What do you think is the biggest issue currently facing students? What can we do about it?

I think the economy is the biggest problem. The recent economic decline and current uncertainly affects the university budget, and thus our ability to recruit and retain faculty and provide the programs students want. It affects the affordability of college, both because parents and students may have financial difficulties and because of tuition and fees. At the end of college, it affects students’ ability to get jobs.

What are you most looking forward to in the next year?

I always look forward to new students and faculty coming to campus in August. Every year there is a sense of renewal as students and faculty return and new students and faculty get oriented. I also always look forward to graduation. Graduates are always excited about their new lives, even in these tough economic times. I hope we will have a year without further budget cuts.

What are your must-do and must-see things for students? What does a student have to do before they graduate, before they finish their freshman year?

Wow, there is so much. I certainly hope students will explore the campus and really get to know how beautiful it is. I hope out-of-state students get to see some of Iowa and appreciate the beauty of the state. I know that alumni particularly remember the Campanile and Veishea.

I would encourage freshmen to get involved with a club or some extracurricular activity early and get to know their fellow students and their professors. There are so many opportunities to learn leadership skills that every ISU student should find something to shine in.

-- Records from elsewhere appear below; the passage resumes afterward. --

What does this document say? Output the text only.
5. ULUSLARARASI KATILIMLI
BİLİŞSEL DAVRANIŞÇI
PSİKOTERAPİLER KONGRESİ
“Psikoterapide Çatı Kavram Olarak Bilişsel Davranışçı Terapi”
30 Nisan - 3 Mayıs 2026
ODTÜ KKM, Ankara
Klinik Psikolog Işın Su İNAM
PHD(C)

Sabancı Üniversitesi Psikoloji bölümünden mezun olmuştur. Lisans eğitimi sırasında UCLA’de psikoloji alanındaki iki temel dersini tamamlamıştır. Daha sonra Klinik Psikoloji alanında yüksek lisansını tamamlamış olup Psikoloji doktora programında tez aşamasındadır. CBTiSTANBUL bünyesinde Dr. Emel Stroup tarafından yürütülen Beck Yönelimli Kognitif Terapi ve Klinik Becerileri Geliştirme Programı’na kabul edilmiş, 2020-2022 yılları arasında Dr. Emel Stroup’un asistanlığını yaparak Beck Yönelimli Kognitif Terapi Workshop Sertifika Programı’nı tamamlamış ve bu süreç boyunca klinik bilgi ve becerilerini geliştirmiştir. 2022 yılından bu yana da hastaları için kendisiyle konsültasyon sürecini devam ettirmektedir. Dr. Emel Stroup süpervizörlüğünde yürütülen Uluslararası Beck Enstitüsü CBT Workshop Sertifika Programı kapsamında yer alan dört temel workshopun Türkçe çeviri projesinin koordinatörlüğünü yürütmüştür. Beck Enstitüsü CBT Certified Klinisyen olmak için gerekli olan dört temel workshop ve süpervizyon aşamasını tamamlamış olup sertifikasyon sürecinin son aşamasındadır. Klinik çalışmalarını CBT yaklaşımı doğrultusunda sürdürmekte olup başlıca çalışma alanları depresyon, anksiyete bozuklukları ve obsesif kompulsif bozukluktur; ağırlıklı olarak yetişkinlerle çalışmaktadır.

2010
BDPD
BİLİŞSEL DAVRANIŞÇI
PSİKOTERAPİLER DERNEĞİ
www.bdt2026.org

There are so many ways that students can participate in planning for and carrying out Veishea activities, Dance Marathon, greek activities, the solar car, engineers without borders, music or theater groups, undergraduate research and so many other meaningful projects.

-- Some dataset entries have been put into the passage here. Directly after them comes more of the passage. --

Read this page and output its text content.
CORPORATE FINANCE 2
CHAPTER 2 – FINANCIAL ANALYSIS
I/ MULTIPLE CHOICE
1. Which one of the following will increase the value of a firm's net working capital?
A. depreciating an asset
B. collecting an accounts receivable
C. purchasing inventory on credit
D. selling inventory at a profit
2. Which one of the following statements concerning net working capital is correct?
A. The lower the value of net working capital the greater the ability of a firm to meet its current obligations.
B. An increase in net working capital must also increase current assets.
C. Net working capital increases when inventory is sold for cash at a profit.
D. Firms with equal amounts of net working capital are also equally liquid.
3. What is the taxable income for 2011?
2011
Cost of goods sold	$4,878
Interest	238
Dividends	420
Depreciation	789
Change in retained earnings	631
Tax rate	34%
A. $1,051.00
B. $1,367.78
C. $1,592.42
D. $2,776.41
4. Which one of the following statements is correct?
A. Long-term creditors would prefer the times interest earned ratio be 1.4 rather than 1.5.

I would hope that students do at least one meaningful internship, participate in a service learning opportunity, volunteer to help others and spend some time in another country. There is no question that studying hard and going to class are important. But, it is equally important to get involved.

Studies show that freshmen who are connected to the life of the university in meaningful ways are more likely to stay and more likely to graduate. We want all ISU students to stay with us, experience as much as possible, and graduate with degrees that fit their passions. And, if you do experience academic or personal difficulty, seek help immediately. Your professors, advisers and student affairs professionals are there to help you. We want everyone to succeed.